– Ну, наверное. – Антон не спорил.
– Значит, вы всерьез считаете, что ему-то еще может пригодиться закалка?
– Да, практически… Как, впрочем, всем молодым.
– Признаться, я сама точно так же думала, но никак не думала, что уже пробил час и для него. Боюсь: не рано ли?
И она уже как будто успокоилась отчасти и обрадовалась даже, таким образом обсуждая с Антоном, по-видимому, трудноразрешимый для себя семейный вопрос и находя ничто иное, как спасительно-насущную поддержку в этом стихийно-доверительном разговоре. И, хотя она не отдышалась еще, она вновь встревожено, всем сердцем, устремилась к Коле, который, сидя расслабленно, в углу купе, привалился затылком к желтоватому простенку.
– Что, сыночек, устал? Или нездоровится тебе, родной?
Он, выпрямившись снова, отрицательно мотнул головой; причем славно улыбнулся ей, – успокаивал ее заботливо. Славный все-таки, неиспорченный, видно, ничем и никакой уличной компанией, он вел себя застенчиво-скромно и человечно и отзывался на обращение беспокойной матери к нему лишь невинным полудетским выражением спокойных любопытствующих черных глаз с поблескиваньем или своей мальчишеской, не устоявшейся еще улыбкой.

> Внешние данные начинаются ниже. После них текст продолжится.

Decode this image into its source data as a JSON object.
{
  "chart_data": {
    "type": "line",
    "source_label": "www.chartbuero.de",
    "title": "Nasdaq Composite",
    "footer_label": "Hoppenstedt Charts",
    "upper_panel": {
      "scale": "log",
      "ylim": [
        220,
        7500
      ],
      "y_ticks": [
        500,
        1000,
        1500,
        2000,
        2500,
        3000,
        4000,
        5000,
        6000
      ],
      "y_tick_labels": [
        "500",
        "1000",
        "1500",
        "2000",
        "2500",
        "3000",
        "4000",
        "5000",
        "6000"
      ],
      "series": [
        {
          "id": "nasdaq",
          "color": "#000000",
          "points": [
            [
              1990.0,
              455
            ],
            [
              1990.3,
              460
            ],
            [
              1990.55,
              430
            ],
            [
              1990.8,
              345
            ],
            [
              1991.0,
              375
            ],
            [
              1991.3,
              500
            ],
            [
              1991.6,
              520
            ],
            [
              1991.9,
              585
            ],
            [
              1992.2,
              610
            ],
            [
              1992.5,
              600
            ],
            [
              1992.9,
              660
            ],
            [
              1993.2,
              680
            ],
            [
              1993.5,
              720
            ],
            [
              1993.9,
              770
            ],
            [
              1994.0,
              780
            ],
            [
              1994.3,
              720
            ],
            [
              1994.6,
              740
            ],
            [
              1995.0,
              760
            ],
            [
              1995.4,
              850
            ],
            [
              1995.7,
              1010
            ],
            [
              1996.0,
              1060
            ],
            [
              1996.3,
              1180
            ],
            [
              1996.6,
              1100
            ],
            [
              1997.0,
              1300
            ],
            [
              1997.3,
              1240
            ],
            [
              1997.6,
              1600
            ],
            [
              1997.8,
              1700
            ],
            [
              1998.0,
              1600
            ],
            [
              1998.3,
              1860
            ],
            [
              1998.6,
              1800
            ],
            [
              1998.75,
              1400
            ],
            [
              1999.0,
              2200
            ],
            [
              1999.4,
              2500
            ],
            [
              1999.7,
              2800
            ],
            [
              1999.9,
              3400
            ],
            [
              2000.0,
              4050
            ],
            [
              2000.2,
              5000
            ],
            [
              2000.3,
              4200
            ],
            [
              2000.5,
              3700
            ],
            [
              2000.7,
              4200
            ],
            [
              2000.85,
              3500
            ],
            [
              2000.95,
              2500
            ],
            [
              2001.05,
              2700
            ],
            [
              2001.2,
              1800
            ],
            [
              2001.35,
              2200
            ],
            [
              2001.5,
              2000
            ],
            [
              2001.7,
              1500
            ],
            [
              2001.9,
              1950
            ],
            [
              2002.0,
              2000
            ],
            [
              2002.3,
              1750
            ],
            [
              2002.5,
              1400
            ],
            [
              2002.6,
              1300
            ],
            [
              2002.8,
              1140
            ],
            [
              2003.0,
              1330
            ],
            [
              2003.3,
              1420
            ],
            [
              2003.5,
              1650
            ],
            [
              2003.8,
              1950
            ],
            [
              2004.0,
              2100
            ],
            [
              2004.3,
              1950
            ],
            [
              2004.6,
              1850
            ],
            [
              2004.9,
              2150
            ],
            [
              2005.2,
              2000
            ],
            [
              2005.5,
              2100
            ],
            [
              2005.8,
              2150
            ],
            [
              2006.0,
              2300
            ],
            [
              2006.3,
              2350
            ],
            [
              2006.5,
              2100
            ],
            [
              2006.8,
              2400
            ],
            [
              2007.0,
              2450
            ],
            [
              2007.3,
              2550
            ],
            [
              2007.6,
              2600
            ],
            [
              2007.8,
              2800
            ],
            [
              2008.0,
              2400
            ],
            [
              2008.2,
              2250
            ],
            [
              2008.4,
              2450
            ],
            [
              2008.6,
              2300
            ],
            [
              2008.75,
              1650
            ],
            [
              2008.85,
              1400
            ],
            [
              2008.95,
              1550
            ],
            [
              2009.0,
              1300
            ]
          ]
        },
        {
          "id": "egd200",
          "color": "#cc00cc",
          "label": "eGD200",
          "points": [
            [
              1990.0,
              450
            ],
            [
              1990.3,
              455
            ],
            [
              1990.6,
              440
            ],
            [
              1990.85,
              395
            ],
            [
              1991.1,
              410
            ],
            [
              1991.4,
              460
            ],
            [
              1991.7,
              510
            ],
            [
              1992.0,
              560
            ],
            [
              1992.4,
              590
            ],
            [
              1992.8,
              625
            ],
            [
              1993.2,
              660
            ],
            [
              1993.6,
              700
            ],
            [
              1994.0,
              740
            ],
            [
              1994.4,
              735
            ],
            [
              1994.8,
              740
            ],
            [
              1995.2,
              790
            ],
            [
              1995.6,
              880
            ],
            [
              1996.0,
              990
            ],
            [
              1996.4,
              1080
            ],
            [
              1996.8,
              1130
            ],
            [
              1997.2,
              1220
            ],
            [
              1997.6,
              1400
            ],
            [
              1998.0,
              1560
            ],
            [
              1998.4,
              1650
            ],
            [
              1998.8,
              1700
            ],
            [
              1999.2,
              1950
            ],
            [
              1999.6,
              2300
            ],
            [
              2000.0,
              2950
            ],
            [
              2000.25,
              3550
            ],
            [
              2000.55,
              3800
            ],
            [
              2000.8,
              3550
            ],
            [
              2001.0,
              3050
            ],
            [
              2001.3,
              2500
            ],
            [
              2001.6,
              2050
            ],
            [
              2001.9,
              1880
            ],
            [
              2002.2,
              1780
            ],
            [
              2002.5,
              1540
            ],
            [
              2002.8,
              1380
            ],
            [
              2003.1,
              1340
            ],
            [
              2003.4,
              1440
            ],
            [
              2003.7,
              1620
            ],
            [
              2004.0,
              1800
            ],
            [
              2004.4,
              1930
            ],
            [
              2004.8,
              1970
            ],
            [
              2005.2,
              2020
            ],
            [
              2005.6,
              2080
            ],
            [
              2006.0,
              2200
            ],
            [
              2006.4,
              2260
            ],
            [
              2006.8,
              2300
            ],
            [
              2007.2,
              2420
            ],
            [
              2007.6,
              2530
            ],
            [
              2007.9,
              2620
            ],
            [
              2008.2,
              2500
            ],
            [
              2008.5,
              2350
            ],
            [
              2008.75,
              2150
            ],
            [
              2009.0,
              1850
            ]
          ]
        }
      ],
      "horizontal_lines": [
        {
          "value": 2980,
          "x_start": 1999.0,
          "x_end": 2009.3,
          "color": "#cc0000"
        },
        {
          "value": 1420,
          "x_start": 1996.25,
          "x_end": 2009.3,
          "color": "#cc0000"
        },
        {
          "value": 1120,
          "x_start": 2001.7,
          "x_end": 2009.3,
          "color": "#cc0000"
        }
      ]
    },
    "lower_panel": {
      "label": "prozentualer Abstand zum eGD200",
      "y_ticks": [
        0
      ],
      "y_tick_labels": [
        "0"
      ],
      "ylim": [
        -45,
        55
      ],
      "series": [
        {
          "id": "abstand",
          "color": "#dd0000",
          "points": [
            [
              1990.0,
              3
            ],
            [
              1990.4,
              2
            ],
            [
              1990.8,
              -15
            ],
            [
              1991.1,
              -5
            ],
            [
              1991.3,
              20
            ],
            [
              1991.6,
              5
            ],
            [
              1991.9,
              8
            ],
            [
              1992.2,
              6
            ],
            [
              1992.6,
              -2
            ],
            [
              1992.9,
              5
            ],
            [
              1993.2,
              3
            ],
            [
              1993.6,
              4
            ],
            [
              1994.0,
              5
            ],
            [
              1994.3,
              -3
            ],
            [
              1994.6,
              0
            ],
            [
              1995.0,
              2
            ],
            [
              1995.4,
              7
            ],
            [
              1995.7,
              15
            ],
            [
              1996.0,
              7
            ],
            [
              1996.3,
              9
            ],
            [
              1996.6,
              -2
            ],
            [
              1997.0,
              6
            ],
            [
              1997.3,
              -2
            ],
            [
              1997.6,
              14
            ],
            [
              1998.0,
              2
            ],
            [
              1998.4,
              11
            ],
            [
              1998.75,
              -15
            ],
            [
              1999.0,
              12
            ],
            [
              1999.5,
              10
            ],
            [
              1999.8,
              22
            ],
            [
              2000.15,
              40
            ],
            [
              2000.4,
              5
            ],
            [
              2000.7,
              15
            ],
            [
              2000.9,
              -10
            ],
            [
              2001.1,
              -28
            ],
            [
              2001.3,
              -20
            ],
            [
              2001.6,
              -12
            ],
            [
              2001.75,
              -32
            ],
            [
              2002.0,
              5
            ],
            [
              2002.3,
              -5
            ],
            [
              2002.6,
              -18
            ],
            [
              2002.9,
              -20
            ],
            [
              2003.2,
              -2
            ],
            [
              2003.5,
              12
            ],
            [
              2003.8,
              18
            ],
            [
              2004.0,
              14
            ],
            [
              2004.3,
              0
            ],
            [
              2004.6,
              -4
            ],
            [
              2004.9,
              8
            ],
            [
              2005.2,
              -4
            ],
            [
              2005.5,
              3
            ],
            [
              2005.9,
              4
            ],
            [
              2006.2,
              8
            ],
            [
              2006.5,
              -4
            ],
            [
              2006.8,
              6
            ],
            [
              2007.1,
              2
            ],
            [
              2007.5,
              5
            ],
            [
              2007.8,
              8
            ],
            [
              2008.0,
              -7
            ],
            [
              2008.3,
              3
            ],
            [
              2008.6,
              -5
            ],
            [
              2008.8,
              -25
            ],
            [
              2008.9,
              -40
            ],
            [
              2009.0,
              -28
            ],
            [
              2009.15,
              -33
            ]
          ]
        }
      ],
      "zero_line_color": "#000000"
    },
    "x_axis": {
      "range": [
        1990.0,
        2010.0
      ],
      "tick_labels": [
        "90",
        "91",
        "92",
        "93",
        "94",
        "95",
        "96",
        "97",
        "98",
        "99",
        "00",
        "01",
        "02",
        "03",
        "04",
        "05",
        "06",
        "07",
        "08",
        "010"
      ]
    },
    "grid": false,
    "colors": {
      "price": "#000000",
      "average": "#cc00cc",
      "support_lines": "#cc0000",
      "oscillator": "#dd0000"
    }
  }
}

– Да нет, не избалован он у меня, вы не думайте, – как-то виновато заверила она далее Кашиных, словно бы страшась, что ее материнское остережение, очевидное для окружающих, истолкуется неверно. – Вот его заботы, голова его чем занята: до открытий, путешествий всяких – сам не свой. Все-то хочется ему узнать, изведать. И, наверное, так будет до тех пор, пока стариковство подойдет к нему. Обмывая ему, еще пятимесячному, лицо, говорила я, бывало: «Летим, спешим. Руки трясутся. Куда? Куда спешим? Все успеешь. Не только вырасти, но и намучиться… Все успеешь. Не торопись. Это жизнью доказано…» А везу я его издалека (мы сибирские, из…, – она закашлялась и произнесла непонятно, но Антону послышалось: – из Благовещенска), везу, чтобы показать ему весь свет; мало ли что станется там, в будущем, и какая у него впереди жизнь сложится.
Она вздохнула, погрустнела, точно осознавая, что выполняла теперь чрезвычайно скучную обязанность, вместо того, чтобы радоваться от того, что они, мать и сын, вместе ехали куда-то отдыхать. Бесконечно угнетало ее что-то.
II
Воцарилось неловкое молчание.
В вагоне по-прежнему было малолюдно, тихо; мало кто сновал взад-вперед и толпился, как бывает при отъезде, в узком коридоре. Сквозь открытую дверь купе была видна в расположенное напротив окно – что на телевизионном экране – часть мокро-блестящей платформы, оживленной неуправляемым людским водоворотом. Можно было разглядеть, выйдя в коридор: на ней, обтекаемой всеми, стоял и плакал, нисколько не таясь от суетливой публики, какой-то худощавый гражданин с непокрытой белой головой, застарелым шрамом на лице, – плакал, опираясь слабой сухой рукой о плечо прекрасной телесной девушки, немолчно застывшей перед ним в прелестном модном одеянии. Та, видимо, стыдилась его неловких слез. А он сдержать себя не мог.